Por que nos ocupamos tanto em nomear os estilos de música? Há alguma função nisso ou é apenas capricho e chatice?

Neste artigo, a ideia inicial era fazer uma retomada da história do termo “Heavy Metal” como nome para classificar um tipo de música. Quando sentei para escrever, entretanto, pareceu-me importante introduzir a questão com uma reflexão acerca da importância (ou não) de nomear os estilos de música que ouvimos. Por que fazemos isso? Tem alguma função ou é só capricho e chatice?

Então, hoje, antes de encarar a tarefa principal, deixo um pequeno debate (necessário ou caprichoso?) introdutório e, no próximo, discutirei, com certo grau de detalhe, a história atribulada, cheia de contratempos, de como essas duas palavrinhas juntas surgiram, foram ganhando forma e sentido e ajudaram a criar e a identificar a nossa subcultura.

O MUNDO SONORO E AS NOMENCLATURAS: por que batizamos estilos?

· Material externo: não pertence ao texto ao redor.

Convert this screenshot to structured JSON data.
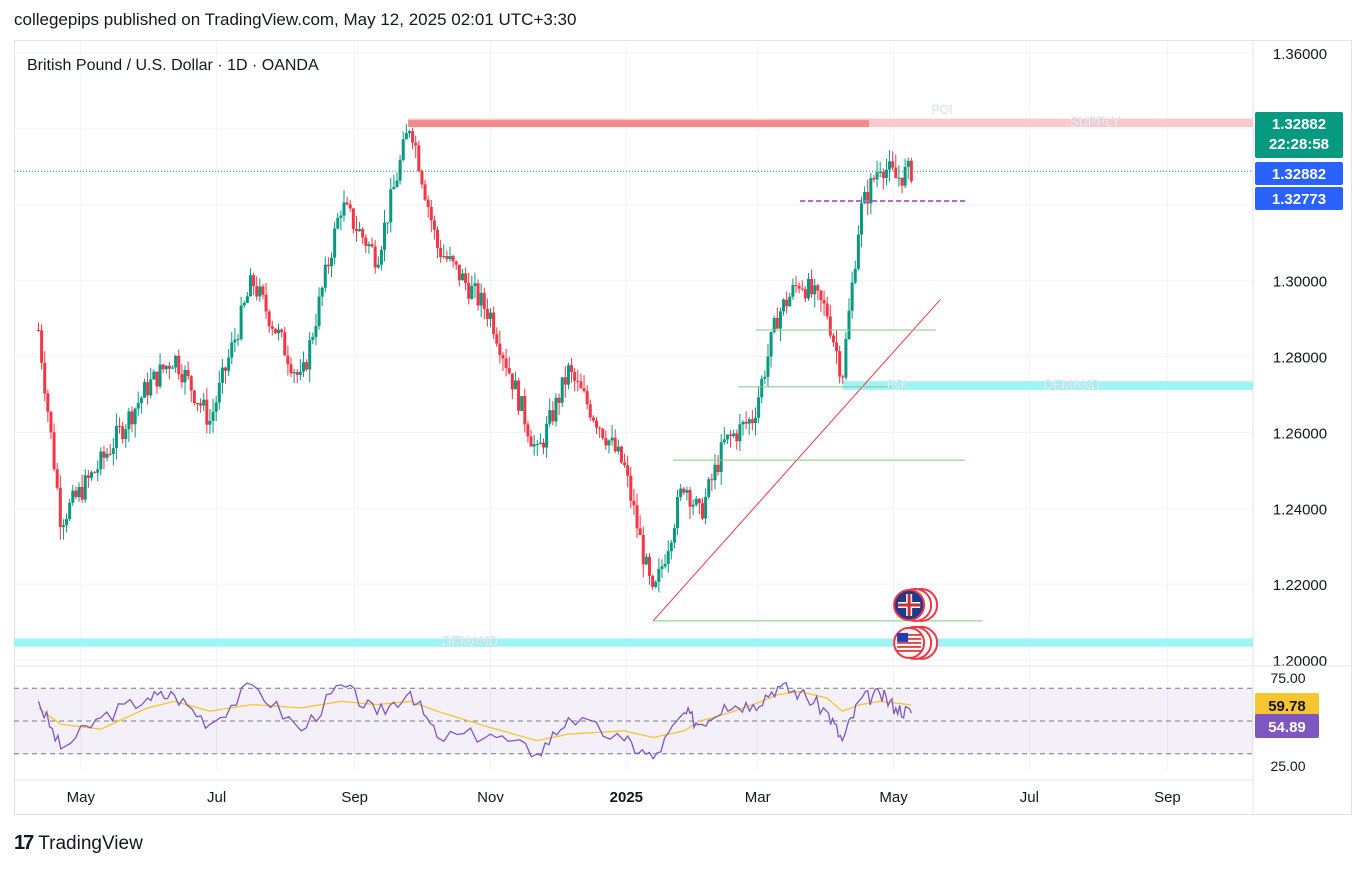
{
  "header": {
    "publisher_line": "collegepips published on TradingView.com, May 12, 2025 02:01 UTC+3:30"
  },
  "footer": {
    "brand_mark": "17",
    "brand": "TradingView"
  },
  "chart_data": {
    "type": "candlestick",
    "title": "British Pound / U.S. Dollar · 1D · OANDA",
    "price_axis": {
      "ticks": [
        "1.36000",
        "1.30000",
        "1.28000",
        "1.26000",
        "1.24000",
        "1.22000",
        "1.20000"
      ],
      "ylim": [
        1.2,
        1.36
      ]
    },
    "time_axis": {
      "ticks": [
        "May",
        "Jul",
        "Sep",
        "Nov",
        "2025",
        "Mar",
        "May",
        "Jul",
        "Sep"
      ]
    },
    "current": {
      "last_price": "1.32882",
      "countdown": "22:28:58",
      "close_price": "1.32882",
      "prev_price": "1.32773",
      "last_color": "#089981",
      "close_color": "#2962ff"
    },
    "close_path": [
      [
        "2024-04-12",
        1.287
      ],
      [
        "2024-04-22",
        1.237
      ],
      [
        "2024-05-10",
        1.252
      ],
      [
        "2024-05-31",
        1.272
      ],
      [
        "2024-06-12",
        1.28
      ],
      [
        "2024-06-28",
        1.263
      ],
      [
        "2024-07-17",
        1.3
      ],
      [
        "2024-08-08",
        1.273
      ],
      [
        "2024-08-26",
        1.32
      ],
      [
        "2024-09-11",
        1.306
      ],
      [
        "2024-09-26",
        1.342
      ],
      [
        "2024-10-08",
        1.309
      ],
      [
        "2024-11-01",
        1.291
      ],
      [
        "2024-11-22",
        1.254
      ],
      [
        "2024-12-06",
        1.276
      ],
      [
        "2024-12-31",
        1.251
      ],
      [
        "2025-01-13",
        1.216
      ],
      [
        "2025-01-27",
        1.247
      ],
      [
        "2025-02-03",
        1.238
      ],
      [
        "2025-02-14",
        1.257
      ],
      [
        "2025-02-27",
        1.264
      ],
      [
        "2025-03-10",
        1.291
      ],
      [
        "2025-03-20",
        1.3
      ],
      [
        "2025-04-01",
        1.292
      ],
      [
        "2025-04-08",
        1.275
      ],
      [
        "2025-04-16",
        1.318
      ],
      [
        "2025-04-25",
        1.331
      ],
      [
        "2025-05-02",
        1.327
      ],
      [
        "2025-05-09",
        1.329
      ]
    ],
    "zones": [
      {
        "label": "SUPPLY",
        "low": 1.3405,
        "high": 1.3427,
        "from": "2024-09-25",
        "to": "end",
        "color": "#f9c9cc"
      },
      {
        "label": "DEMAND",
        "low": 1.2712,
        "high": 1.2735,
        "from": "2025-04-08",
        "to": "end",
        "color": "#9ff4f8"
      },
      {
        "label": "DEMAND",
        "low": 1.2035,
        "high": 1.2057,
        "from": "start",
        "to": "end",
        "color": "#9ff4f8"
      }
    ],
    "poi_labels": [
      "POI",
      "POI"
    ],
    "annotations": [
      {
        "type": "line",
        "from": [
          "2024-09-25",
          1.3414
        ],
        "to": [
          "2025-04-20",
          1.3414
        ],
        "color": "#ef5350"
      },
      {
        "type": "trendline",
        "from": [
          "2025-01-13",
          1.2103
        ],
        "to": [
          "2025-05-22",
          1.295
        ],
        "color": "#f23645"
      },
      {
        "type": "hline",
        "y": 1.321,
        "from": "2025-03-20",
        "to": "2025-06-03",
        "color": "#ba68c8"
      },
      {
        "type": "hline",
        "y": 1.287,
        "from": "2025-02-28",
        "to": "2025-05-20",
        "color": "#81c784"
      },
      {
        "type": "hline",
        "y": 1.272,
        "from": "2025-02-20",
        "to": "2025-04-30",
        "color": "#81c784"
      },
      {
        "type": "hline",
        "y": 1.2527,
        "from": "2025-01-22",
        "to": "2025-06-02",
        "color": "#81c784"
      },
      {
        "type": "hline",
        "y": 1.2103,
        "from": "2025-01-13",
        "to": "2025-06-10",
        "color": "#81c784"
      }
    ],
    "events": [
      {
        "icon": "uk-flag-icon",
        "date": "2025-05-08",
        "y": 1.2145
      },
      {
        "icon": "us-flag-icon",
        "date": "2025-05-08",
        "y": 1.2045
      }
    ],
    "rsi": {
      "value": "54.89",
      "ma_value": "59.78",
      "value_color": "#7e57c2",
      "ma_color": "#f7c530",
      "bands": [
        70,
        50,
        30
      ],
      "ticks": [
        "75.00",
        "25.00"
      ],
      "path": [
        [
          "2024-04-12",
          62
        ],
        [
          "2024-04-22",
          33
        ],
        [
          "2024-05-10",
          52
        ],
        [
          "2024-05-31",
          64
        ],
        [
          "2024-06-12",
          66
        ],
        [
          "2024-06-28",
          48
        ],
        [
          "2024-07-17",
          72
        ],
        [
          "2024-08-08",
          44
        ],
        [
          "2024-08-26",
          72
        ],
        [
          "2024-09-11",
          54
        ],
        [
          "2024-09-26",
          68
        ],
        [
          "2024-10-08",
          40
        ],
        [
          "2024-11-01",
          42
        ],
        [
          "2024-11-22",
          30
        ],
        [
          "2024-12-06",
          52
        ],
        [
          "2024-12-31",
          38
        ],
        [
          "2025-01-13",
          27
        ],
        [
          "2025-01-27",
          55
        ],
        [
          "2025-02-03",
          48
        ],
        [
          "2025-02-14",
          60
        ],
        [
          "2025-02-27",
          60
        ],
        [
          "2025-03-10",
          71
        ],
        [
          "2025-03-20",
          67
        ],
        [
          "2025-04-01",
          56
        ],
        [
          "2025-04-08",
          38
        ],
        [
          "2025-04-16",
          63
        ],
        [
          "2025-04-25",
          66
        ],
        [
          "2025-05-02",
          58
        ],
        [
          "2025-05-09",
          54.89
        ]
      ],
      "ma_path": [
        [
          "2024-04-12",
          58
        ],
        [
          "2024-04-22",
          48
        ],
        [
          "2024-05-10",
          45
        ],
        [
          "2024-05-31",
          58
        ],
        [
          "2024-06-12",
          62
        ],
        [
          "2024-06-28",
          56
        ],
        [
          "2024-07-17",
          60
        ],
        [
          "2024-08-08",
          58
        ],
        [
          "2024-08-26",
          62
        ],
        [
          "2024-09-11",
          60
        ],
        [
          "2024-09-26",
          62
        ],
        [
          "2024-10-08",
          56
        ],
        [
          "2024-11-01",
          46
        ],
        [
          "2024-11-22",
          38
        ],
        [
          "2024-12-06",
          42
        ],
        [
          "2024-12-31",
          44
        ],
        [
          "2025-01-13",
          40
        ],
        [
          "2025-01-27",
          44
        ],
        [
          "2025-02-03",
          50
        ],
        [
          "2025-02-14",
          54
        ],
        [
          "2025-02-27",
          60
        ],
        [
          "2025-03-10",
          66
        ],
        [
          "2025-03-20",
          68
        ],
        [
          "2025-04-01",
          64
        ],
        [
          "2025-04-08",
          56
        ],
        [
          "2025-04-16",
          60
        ],
        [
          "2025-04-25",
          62
        ],
        [
          "2025-05-02",
          61
        ],
        [
          "2025-05-09",
          59.78
        ]
      ]
    }
  }
}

Existem muitas maneiras de tentarmos reconstituir a história de um fenômeno social ou cultural, e uma das que considero mais interessantes é a investigação das origens dos termos que o designam. Isso porque a atribuição de um nome é das tentativas mais claras de estabelecer o fenômeno enquanto elemento identificável, destacável do todo indiferenciado no qual a realidade encontra-se diluída – e, consequentemente, a partir de seu nome cada fenômeno pode ser partilhado pelos indivíduos na forma de uma experiência comunicável e cognoscível. Nos nomes, definem-se e delimitam-se as coisas que, sem esse nome, perceberíamos apenas de maneira precária e/ou desarticulada – ou até, em certos casos, nem as perceberíamos. Em outras palavras, sem um nome, o fenômeno não existe – ao menos na esfera cognitiva.

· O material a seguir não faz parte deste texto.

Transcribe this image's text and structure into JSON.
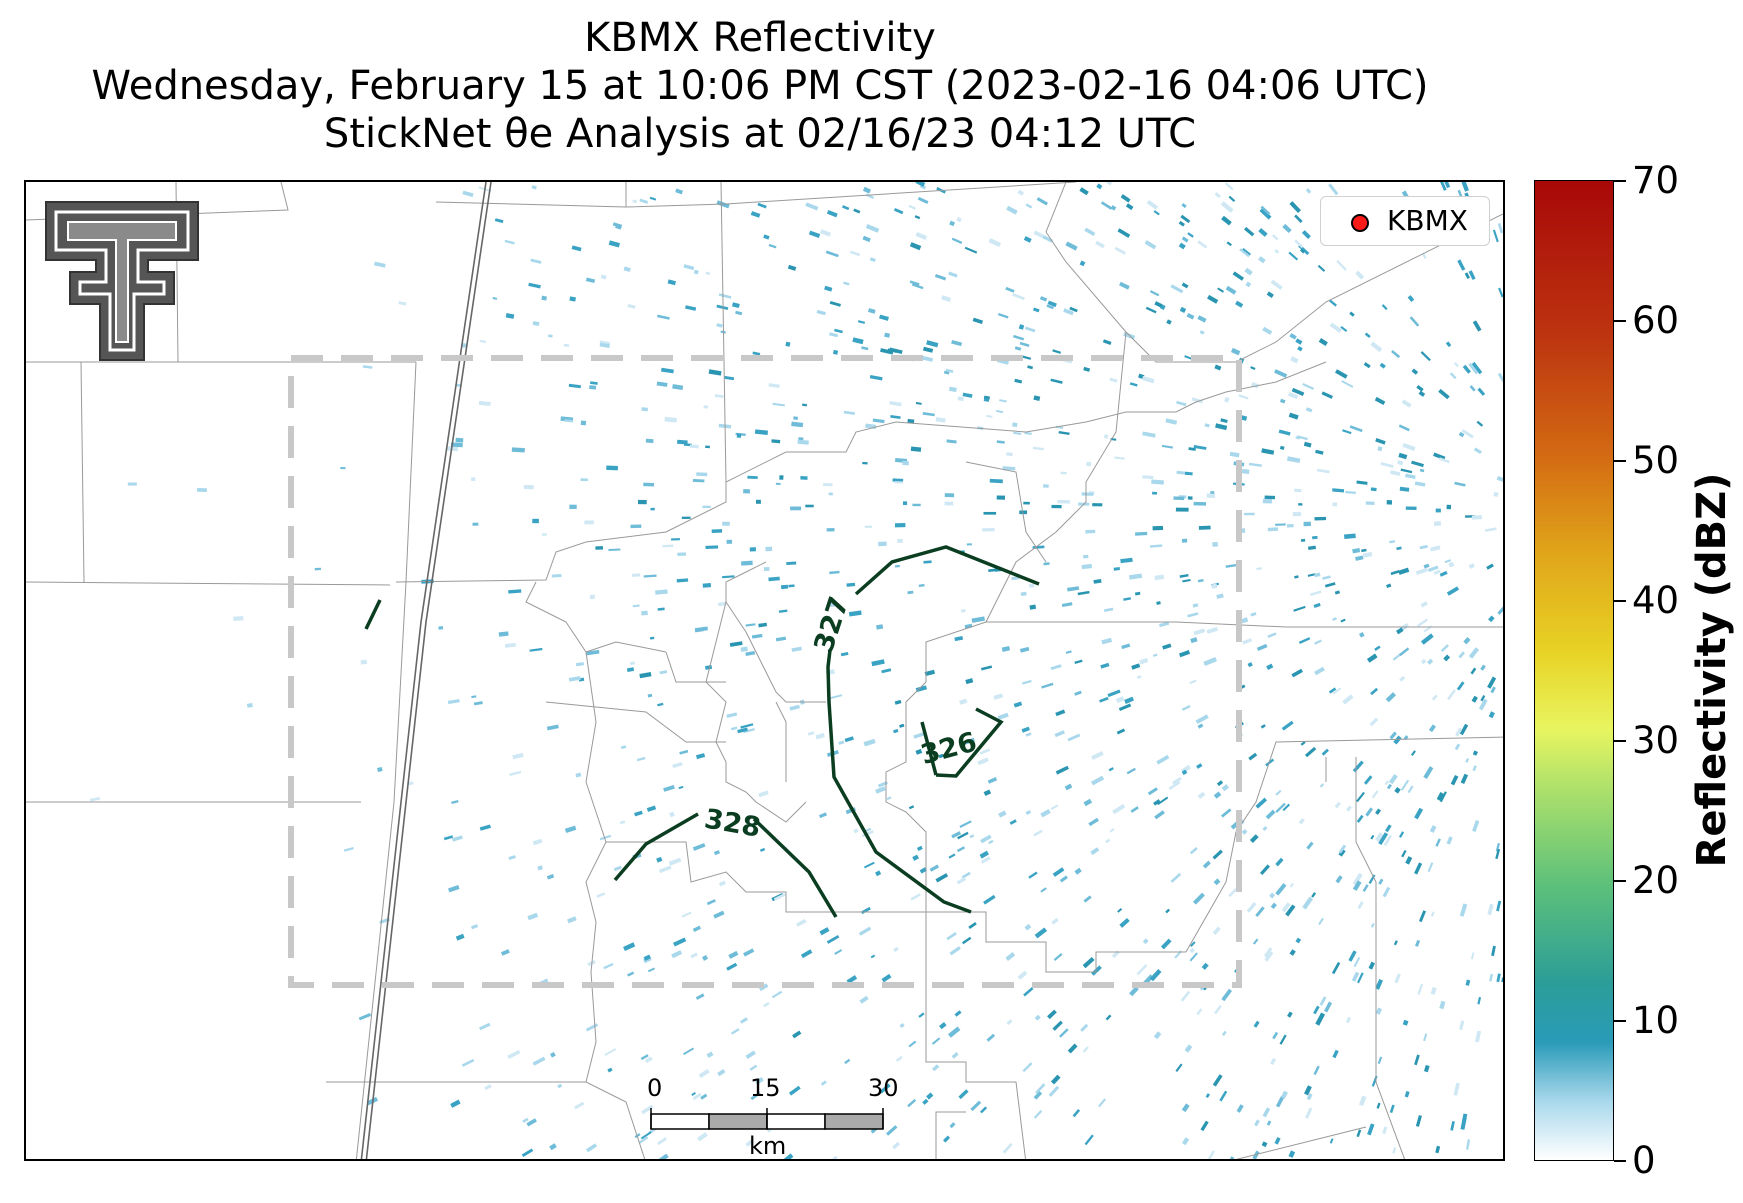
{
  "titles": {
    "line1": "KBMX Reflectivity",
    "line2": "Wednesday, February 15 at 10:06 PM CST (2023-02-16 04:06 UTC)",
    "line3": "StickNet θe Analysis at 02/16/23 04:12 UTC"
  },
  "legend": {
    "label": "KBMX",
    "marker_color": "#ff1a1a"
  },
  "colorbar": {
    "label": "Reflectivity (dBZ)",
    "ticks": [
      "0",
      "10",
      "20",
      "30",
      "40",
      "50",
      "60",
      "70"
    ],
    "range": [
      0,
      70
    ]
  },
  "contours": [
    {
      "label": "326",
      "color": "#0b3d21"
    },
    {
      "label": "327",
      "color": "#0b3d21"
    },
    {
      "label": "328",
      "color": "#0b3d21"
    }
  ],
  "scale_bar": {
    "ticks": [
      "0",
      "15",
      "30"
    ],
    "unit": "km"
  },
  "logo": {
    "name": "texas-tech-double-t-logo",
    "color": "#555555"
  },
  "analysis_box": {
    "style": "dashed",
    "color": "#c8c8c8"
  },
  "radar_colors": [
    "#cfe8f4",
    "#a9d8ec",
    "#6fbcd9",
    "#3aa3c4",
    "#2a95b1"
  ]
}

Notem-se, a título de exemplo, as discussões acaloradas da última década sobre os novos conceitos trazidos a público para delimitar certos comportamentos e automatismos sociais que atravessaram muitas gerações sem serem bem distinguidos: antes de me apresentarem aos anglicismos “love bombing”, “gaslighting”, “mansplaining”, “manterrupting”, por exemplo, ou à ideia de “racismo estrutural” e outros tantos termos que mudaram drasticamente as nossas formas recentes de perceber o mundo, eu não sabia que essas situações existiam de maneira tão substancial, embora acontecessem diante dos meus olhos cotidianamente e só fossem percebidas, quando o eram, em termos difusos, desarticulados de sua verdadeira dimensão social. Delimitar os fenômenos através de um nome, assim, foi importante para criar a própria noção de sua existência, os aspectos dessa existência e o sentido dela; o que, além do mais, facilita a comunicação e a participação coletiva, dando contornos e propriedades aos eventos do mundo. Em outras palavras, um nome “substantiva”.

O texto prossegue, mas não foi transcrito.